The food sector in South Africa will only see impacts from the war through possible price increases rather than shortages. These increases which may be gradually felt 3 to 6 months from now, according to Grain SA can be cushioned with collective efforts by the government and private sector as they will have severe implications on the low-income groups. Russia and Ukraine collectively account for more than a quarter of the world’s wheat exports and are the leading markets for sunflower oil exports, which are key raw materials for the production of staple food, worldwide. Thus, the current state of things in the two countries is predicted to result in a reduction in global production which will impact global wheat prices.

In 2020, Russian exports to Africa were worth USD 3.63bn, followed by France at USD 2.16bn and Ukraine at USD 1.45bn, but little of this was destined for South Africa, whose trade partners are mainly Argentina and Brazil. However, as wheat prices are controlled by changes in the international market, South Africa’s high import status for wheat is the main concern. The present crisis echoes once again the need for raising local production by supporting local producers in the coming months. In the past decade, local production suffered at least 5 significant dips (Figure 2a) which were mainly caused by increases in global wheat prices, a weaker rand, increased domestic consumption along with climatic factors such as below-average rainfall, more to soften the dips. One support stream highlighted by several economists is around cushioning fuel prices (input costs) and protecting the exchange rate.  

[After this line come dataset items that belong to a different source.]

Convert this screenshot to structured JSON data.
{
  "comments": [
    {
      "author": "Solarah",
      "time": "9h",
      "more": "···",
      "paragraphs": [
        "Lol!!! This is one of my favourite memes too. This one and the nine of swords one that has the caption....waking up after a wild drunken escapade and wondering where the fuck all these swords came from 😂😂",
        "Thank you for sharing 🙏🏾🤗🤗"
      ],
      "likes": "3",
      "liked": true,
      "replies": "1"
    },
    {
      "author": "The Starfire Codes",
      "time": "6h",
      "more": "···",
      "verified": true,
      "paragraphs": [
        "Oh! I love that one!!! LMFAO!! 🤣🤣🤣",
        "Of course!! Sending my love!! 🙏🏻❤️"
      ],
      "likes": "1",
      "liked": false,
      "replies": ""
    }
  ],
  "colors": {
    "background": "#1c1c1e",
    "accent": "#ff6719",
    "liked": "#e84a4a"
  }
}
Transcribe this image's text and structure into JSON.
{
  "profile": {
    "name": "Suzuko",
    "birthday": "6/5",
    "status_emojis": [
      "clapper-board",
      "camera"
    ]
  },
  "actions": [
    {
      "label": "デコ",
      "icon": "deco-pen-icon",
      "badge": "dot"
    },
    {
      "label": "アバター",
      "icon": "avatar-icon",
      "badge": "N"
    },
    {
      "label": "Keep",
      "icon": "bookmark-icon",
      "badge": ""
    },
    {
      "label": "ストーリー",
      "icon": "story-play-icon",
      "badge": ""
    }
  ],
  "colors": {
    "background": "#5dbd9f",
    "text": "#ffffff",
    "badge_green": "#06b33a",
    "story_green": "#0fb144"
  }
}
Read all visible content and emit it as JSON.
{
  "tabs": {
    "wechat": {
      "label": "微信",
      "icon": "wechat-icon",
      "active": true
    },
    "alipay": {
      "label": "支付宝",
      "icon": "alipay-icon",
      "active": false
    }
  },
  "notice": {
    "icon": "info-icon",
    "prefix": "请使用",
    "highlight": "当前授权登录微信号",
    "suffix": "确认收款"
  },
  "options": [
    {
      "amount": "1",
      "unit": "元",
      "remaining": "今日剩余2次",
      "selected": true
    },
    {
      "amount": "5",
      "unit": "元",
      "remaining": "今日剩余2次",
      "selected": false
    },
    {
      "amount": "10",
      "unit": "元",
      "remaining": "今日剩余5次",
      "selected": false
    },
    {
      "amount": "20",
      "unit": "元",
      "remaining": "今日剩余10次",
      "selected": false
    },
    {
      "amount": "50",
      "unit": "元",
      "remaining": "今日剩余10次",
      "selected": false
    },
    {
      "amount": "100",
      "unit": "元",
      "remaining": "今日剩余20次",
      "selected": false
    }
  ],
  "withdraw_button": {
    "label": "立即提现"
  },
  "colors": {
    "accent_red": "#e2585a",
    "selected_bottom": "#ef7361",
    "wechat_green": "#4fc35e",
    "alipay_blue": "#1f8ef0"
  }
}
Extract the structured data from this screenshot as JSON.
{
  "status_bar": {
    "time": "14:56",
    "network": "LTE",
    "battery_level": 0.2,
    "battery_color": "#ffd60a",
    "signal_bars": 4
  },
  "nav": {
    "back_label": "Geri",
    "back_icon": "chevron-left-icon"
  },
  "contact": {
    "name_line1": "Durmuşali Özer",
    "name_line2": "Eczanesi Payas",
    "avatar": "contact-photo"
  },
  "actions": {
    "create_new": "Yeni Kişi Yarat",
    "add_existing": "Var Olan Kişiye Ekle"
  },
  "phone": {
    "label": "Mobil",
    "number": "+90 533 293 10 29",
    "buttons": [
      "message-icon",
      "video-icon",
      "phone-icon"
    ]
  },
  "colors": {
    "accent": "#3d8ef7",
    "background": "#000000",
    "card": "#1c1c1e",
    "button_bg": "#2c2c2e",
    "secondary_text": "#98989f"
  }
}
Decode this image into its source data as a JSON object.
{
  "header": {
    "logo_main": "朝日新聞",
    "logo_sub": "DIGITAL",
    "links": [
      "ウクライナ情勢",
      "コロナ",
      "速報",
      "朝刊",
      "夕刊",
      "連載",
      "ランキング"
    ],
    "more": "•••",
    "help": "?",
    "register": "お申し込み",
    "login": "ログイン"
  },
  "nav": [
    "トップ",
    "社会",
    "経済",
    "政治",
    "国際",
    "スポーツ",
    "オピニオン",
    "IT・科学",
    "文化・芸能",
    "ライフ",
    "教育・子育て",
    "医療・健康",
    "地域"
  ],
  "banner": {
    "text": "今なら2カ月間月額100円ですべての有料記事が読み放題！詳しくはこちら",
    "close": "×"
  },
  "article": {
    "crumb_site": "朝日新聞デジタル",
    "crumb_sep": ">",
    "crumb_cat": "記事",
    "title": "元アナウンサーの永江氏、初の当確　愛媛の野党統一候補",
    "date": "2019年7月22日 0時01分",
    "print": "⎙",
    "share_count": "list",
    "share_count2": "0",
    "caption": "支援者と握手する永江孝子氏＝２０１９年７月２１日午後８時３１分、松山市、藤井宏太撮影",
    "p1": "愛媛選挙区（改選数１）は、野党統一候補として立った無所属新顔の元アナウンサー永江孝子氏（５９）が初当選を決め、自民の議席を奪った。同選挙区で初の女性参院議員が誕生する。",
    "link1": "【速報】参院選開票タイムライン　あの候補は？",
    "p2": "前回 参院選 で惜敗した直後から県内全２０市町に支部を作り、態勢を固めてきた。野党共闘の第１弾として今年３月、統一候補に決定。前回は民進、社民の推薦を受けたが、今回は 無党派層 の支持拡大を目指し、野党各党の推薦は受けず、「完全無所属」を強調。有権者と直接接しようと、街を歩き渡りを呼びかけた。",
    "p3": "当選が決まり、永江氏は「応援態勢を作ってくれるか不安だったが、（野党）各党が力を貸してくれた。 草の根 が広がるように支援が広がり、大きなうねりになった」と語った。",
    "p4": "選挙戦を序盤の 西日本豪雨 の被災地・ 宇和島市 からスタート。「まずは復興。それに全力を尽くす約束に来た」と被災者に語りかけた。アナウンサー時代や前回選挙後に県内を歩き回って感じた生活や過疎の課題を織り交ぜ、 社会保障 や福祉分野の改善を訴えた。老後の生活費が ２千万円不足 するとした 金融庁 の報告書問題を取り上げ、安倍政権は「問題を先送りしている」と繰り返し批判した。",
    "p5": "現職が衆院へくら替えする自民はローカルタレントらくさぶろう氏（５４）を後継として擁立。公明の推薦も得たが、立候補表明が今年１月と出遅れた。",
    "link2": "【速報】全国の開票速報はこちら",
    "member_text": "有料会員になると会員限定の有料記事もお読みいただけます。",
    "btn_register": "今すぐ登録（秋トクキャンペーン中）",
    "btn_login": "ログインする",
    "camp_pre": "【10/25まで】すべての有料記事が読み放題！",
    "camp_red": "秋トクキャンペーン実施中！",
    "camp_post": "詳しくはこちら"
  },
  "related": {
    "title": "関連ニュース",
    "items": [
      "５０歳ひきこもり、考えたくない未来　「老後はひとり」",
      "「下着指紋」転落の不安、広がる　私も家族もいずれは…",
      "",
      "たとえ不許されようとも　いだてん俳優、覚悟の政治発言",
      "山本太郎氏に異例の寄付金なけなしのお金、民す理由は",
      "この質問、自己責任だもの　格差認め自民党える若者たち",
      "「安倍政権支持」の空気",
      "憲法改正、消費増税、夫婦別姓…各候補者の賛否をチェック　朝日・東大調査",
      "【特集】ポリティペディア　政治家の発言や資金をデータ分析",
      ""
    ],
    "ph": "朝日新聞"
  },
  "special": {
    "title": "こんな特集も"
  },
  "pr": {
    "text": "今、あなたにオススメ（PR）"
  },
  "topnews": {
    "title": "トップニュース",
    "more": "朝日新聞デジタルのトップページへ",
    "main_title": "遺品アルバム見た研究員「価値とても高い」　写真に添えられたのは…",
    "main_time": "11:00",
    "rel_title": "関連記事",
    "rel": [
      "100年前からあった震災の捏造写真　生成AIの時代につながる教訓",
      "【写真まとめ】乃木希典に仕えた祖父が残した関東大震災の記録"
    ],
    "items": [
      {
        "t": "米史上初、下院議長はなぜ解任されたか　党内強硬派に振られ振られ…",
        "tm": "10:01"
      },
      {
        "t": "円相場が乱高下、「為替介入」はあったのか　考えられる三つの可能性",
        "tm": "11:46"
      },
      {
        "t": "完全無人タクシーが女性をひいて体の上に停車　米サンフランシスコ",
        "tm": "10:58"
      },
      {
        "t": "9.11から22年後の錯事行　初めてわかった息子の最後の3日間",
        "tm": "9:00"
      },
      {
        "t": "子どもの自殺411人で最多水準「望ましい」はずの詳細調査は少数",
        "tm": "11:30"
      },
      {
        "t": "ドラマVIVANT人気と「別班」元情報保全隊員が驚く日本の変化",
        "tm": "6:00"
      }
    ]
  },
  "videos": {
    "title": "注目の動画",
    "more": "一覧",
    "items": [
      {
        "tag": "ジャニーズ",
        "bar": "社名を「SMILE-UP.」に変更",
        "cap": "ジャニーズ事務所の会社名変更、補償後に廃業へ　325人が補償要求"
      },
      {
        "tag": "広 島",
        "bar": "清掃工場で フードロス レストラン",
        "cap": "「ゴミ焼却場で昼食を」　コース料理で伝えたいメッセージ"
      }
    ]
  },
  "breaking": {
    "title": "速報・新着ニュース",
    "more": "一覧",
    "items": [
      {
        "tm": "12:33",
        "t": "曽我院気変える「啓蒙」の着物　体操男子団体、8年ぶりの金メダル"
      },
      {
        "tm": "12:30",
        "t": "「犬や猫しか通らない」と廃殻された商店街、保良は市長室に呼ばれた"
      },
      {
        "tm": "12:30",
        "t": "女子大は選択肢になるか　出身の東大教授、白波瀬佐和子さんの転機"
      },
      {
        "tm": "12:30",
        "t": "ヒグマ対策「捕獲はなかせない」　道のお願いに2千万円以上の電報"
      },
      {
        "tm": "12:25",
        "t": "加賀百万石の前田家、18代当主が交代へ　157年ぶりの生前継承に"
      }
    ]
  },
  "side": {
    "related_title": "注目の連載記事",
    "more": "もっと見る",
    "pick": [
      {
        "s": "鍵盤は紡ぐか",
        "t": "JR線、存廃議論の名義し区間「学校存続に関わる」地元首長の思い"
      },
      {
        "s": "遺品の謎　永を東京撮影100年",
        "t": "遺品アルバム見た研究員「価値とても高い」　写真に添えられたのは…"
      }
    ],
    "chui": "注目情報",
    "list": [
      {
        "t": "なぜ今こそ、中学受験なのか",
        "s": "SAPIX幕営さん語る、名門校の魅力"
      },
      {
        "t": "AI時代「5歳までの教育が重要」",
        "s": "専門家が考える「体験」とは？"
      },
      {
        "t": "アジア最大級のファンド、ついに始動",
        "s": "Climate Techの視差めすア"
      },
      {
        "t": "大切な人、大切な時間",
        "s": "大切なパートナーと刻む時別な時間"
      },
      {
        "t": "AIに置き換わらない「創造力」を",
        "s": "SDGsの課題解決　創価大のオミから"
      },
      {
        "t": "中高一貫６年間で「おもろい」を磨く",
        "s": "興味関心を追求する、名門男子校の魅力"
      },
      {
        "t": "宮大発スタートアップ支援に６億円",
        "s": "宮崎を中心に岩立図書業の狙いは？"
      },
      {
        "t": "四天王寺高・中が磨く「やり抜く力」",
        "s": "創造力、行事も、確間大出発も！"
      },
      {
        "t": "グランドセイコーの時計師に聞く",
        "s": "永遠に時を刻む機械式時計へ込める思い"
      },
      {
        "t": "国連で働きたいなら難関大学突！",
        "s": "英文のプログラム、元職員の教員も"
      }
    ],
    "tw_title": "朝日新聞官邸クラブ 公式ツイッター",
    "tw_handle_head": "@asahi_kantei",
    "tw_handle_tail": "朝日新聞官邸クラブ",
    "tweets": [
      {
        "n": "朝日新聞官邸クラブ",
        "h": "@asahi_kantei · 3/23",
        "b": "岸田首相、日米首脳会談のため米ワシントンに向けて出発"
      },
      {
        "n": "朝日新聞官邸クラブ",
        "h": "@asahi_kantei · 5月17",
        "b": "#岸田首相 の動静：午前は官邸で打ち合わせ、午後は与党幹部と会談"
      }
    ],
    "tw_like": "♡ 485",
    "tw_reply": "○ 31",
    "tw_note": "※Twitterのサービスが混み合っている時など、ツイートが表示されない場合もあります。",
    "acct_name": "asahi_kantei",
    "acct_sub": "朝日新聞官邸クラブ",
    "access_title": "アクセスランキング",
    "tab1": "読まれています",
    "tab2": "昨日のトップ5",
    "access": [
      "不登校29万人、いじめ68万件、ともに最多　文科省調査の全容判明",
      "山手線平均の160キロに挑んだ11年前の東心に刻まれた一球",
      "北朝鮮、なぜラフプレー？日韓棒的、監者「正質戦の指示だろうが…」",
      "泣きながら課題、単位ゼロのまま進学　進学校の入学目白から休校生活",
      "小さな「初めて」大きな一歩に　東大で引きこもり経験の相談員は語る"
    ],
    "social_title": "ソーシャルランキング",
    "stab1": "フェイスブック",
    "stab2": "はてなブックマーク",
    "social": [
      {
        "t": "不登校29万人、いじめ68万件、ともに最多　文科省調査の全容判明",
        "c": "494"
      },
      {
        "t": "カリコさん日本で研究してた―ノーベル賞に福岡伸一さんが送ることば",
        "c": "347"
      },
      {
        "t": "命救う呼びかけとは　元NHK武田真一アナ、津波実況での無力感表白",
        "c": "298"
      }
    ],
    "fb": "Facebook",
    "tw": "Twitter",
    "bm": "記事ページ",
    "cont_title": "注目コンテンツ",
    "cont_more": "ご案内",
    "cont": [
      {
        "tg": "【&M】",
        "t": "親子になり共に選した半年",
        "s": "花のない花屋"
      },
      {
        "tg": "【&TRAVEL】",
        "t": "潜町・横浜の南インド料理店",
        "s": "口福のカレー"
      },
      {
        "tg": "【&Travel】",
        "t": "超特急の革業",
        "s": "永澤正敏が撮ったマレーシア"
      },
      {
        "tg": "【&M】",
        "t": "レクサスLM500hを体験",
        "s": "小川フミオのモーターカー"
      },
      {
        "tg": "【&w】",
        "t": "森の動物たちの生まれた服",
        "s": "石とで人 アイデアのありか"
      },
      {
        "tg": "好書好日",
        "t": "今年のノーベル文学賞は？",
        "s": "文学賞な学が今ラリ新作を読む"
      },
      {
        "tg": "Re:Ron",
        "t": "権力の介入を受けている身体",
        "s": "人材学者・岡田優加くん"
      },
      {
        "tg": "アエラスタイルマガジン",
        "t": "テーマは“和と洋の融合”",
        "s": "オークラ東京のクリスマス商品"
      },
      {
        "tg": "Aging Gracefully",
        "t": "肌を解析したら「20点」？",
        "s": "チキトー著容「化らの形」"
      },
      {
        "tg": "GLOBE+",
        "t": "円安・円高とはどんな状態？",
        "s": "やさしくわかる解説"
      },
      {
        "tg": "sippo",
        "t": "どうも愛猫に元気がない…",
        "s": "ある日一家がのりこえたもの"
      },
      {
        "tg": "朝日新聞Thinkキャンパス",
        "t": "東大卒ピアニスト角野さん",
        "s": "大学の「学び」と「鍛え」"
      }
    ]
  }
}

Figure 2. Grain producing markets globally and South Africa’s wheat industry trends. Source: Statista, DAFF, DALRRD, Sargis, Grain SA

Conclusion

In conclusion, the Russia-Ukraine turbulence will have a gradual impact on South Africa’s food and manufacturing sector, which will be gradually felt by businesses and households in the upcoming months. However, it is not all gloom as the situation presents pockets of short-term growth opportunities for South Africa, for metal exports (i.e., palladium) particularly if value-add downstream beneficiation opportunities are explored, but also highlights the need to promote the local agricultural production sector to cushion the economy from such changes in future.

Currently, uncertainty lies on the extent of the impact, but several adjustments have been made on global GDP growth predictions, but the upcoming months call for collaborative efforts from the government (particularly for fuel prices) and businesses to protect South Africa’s economy and its inhabitants.